To be an effective eDiscovery provider, it’s important to understand the overall purpose for which the discovery services are being provided and there are several use cases for those services. It would take several posts to discuss all the use cases, so I’ll limit the discussion for this post to the most traditional use case – litigation. There are typically seven potential stages to a litigation case, as follows:

  1. Pre-Action Investigation and Preparation: This is what happens before a case is filed. It includes the beginning of a dispute between parties that may eventually lead to litigation, the investigation of facts associated with the dispute and preparation for the potential litigation case, including beginning to understand what evidence (including electronic evidence) you have that might be relevant to the case and what evidence you may need to request from your potential opponent or a third party. While you may not have formally started discovery yet, you do have a duty to preserve ESI if you have a reasonable expectation of litigation, even if the case isn’t filed yet, so you should already be thinking about discovery and the other phases to come.
  2. Pleadings: This stage officially kicks off the case itself. In the simplest form, one or more plaintiffs files a complaint, and one or more defendants files an answer, with each side discussing the merits of their case. Of course, it can often be more complicated than that, with sometimes multiple amended complaints and answers being filed, cross-actions, third-party actions, or even consolidation of cases into class-actions. Regardless, this is the stage where the allegations are made and the defenses to those allegations are stated that will literally make or break the case.
  3. Discovery: This is the phase in which most eDiscovery professionals spend the most time, but the understanding of the stages before and after are critical to be an effective eDiscovery provider. Discovery typically includes at least interrogatories, requests for production (RFPs) and depositions, and there are often disputes between the parties about adherence to their discovery obligations that result in motions before the Court. You can’t win the case on the merits at this stage, but you can lose it through bad faith actions that cause you not to meet your discovery obligations.
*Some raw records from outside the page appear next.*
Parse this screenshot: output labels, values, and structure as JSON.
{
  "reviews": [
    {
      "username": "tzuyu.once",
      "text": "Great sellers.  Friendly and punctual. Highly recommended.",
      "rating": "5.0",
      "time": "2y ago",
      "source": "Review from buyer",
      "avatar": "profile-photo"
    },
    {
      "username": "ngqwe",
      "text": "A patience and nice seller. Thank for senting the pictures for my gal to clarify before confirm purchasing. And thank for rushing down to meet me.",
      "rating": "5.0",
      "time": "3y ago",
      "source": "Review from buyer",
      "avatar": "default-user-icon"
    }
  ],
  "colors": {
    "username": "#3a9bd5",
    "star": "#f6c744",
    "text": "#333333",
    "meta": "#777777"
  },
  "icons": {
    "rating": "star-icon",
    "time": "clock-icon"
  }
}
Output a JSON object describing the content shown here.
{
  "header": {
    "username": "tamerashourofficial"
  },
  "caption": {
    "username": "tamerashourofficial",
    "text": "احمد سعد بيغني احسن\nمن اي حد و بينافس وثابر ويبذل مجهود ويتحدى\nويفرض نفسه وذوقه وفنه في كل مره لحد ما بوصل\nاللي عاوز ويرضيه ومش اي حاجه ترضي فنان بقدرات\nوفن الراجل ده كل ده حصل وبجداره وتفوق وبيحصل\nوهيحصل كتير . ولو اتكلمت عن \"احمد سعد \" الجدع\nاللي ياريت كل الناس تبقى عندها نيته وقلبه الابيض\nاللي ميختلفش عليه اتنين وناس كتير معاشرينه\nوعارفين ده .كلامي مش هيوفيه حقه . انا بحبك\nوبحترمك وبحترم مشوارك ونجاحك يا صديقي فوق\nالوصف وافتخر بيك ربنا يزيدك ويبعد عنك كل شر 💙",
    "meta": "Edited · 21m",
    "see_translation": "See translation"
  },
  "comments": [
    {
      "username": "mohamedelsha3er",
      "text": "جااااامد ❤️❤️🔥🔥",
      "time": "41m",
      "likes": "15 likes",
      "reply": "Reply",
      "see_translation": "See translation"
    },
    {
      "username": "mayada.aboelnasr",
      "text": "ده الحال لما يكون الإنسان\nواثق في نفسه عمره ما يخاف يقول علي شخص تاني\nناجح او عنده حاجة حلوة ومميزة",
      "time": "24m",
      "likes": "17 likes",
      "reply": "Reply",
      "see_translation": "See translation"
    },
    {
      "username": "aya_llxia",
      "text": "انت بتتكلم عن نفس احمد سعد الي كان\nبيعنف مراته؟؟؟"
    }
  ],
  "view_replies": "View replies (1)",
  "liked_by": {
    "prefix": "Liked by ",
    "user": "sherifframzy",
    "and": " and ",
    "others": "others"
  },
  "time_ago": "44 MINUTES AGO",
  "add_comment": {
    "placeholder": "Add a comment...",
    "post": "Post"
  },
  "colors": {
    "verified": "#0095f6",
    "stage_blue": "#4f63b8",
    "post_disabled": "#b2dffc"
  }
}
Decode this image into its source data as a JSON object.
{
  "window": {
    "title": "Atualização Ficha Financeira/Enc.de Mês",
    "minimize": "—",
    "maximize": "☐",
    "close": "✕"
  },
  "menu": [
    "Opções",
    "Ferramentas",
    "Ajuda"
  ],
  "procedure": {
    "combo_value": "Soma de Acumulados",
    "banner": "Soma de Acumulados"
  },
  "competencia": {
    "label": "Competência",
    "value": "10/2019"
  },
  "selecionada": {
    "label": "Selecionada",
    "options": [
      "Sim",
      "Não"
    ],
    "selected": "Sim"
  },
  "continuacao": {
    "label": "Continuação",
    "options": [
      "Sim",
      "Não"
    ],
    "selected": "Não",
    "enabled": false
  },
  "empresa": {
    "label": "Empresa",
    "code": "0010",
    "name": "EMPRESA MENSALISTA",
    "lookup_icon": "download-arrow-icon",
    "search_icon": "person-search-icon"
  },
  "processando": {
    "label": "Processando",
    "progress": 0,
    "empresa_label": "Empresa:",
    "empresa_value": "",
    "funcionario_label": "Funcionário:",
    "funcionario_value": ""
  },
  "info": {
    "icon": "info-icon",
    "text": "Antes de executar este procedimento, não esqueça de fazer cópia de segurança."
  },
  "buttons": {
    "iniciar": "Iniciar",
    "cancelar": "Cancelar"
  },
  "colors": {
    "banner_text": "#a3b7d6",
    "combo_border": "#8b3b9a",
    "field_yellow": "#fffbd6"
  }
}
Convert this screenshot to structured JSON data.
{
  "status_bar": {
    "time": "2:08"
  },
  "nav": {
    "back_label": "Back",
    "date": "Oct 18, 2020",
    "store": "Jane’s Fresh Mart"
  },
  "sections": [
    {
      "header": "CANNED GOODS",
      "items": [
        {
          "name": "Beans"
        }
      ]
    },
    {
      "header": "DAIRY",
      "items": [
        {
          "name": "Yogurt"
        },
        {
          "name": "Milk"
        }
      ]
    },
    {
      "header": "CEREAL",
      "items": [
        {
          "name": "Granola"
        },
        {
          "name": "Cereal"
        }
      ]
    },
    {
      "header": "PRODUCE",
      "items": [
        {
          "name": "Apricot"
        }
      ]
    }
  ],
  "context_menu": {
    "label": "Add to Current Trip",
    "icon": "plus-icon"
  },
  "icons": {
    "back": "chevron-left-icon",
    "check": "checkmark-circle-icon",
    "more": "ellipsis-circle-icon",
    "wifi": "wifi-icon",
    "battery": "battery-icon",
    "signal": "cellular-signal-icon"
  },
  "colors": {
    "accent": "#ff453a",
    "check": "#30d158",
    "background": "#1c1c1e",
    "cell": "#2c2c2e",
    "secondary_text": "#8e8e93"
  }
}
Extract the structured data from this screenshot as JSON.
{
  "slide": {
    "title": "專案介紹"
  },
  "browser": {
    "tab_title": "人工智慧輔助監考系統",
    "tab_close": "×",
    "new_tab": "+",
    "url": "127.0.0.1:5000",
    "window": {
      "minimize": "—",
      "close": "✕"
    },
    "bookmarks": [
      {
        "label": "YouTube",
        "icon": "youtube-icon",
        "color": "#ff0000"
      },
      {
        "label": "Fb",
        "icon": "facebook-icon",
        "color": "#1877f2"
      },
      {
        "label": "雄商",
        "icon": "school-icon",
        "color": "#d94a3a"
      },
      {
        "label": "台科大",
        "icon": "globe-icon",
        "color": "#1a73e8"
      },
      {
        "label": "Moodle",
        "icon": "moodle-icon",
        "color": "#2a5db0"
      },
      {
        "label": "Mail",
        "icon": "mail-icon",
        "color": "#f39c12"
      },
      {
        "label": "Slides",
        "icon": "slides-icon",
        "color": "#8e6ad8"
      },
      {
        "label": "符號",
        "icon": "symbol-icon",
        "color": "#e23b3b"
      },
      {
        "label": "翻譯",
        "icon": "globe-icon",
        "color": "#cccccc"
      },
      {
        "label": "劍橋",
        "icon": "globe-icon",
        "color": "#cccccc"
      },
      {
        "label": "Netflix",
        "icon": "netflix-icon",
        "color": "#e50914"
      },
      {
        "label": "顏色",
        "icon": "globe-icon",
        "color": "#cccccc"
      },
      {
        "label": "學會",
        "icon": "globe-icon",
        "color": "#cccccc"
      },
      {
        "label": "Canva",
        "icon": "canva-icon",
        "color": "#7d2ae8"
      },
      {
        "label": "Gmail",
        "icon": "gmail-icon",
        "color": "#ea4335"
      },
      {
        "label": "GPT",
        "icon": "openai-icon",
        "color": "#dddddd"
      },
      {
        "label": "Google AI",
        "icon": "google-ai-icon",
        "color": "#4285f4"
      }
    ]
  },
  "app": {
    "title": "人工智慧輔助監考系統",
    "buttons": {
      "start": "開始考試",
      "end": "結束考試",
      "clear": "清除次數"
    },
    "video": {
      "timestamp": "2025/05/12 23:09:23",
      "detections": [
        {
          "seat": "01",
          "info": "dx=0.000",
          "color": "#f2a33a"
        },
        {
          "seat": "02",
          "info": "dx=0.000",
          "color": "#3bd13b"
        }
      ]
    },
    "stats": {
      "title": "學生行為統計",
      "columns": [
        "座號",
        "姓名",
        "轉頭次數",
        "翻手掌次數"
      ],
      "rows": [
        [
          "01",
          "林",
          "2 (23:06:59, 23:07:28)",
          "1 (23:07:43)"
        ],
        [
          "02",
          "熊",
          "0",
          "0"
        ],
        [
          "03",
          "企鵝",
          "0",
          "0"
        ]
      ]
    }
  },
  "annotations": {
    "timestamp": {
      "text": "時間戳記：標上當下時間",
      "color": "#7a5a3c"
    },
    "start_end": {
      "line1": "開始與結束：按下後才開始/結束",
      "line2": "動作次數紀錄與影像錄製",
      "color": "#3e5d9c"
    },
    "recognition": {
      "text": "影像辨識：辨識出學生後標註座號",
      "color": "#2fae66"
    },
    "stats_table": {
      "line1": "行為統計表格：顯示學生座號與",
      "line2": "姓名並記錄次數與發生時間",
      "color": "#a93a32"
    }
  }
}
  4. Pre-Trial: This stage typically consists of meetings and negotiations between counsel for each of the parties, including settlement discussions. These discussions can take place before, during or after discovery and the costs (or potential costs) associated with discovery can be a significant driver for reaching settlement.
  5. Trial: It’s estimated that as few as 1% of cases actually go to trial as most of them are often dismissed or settled before the trial stage. However, it’s important to conduct the previous phases with trial in mind in case you do get there, including effectively managing discovery to prove your case and obtain a favorable verdict.
  6. Outcome and Settlement: Once the trial concludes, there is an outcome and settlement of amount(s) owed by the losing party to the winning party. Often, that can include an award and also reimbursement of costs, which sometimes can include discovery costs.
  7. Appeal: Of course, if either side of the case is unhappy with the result, they can appeal. There is a time limit to file an appeal – typically 30 days for civil cases per Federal Rules of Appellate Procedure (FRAP) Rule 4(a)(1)(A). When an appeal is won, the appellate court can kick the case back down to the lower court for modifications to the verdict or even overturn it outright, putting the parties back into the litigation process all over again!


Many eDiscovery providers understand the discovery stage of litigation, but they may not understand the other stages and how they relate to the discovery stage. Without that understanding, they can’t effectively communicate with the legal team to ensure that discovery will meet the goals of the case.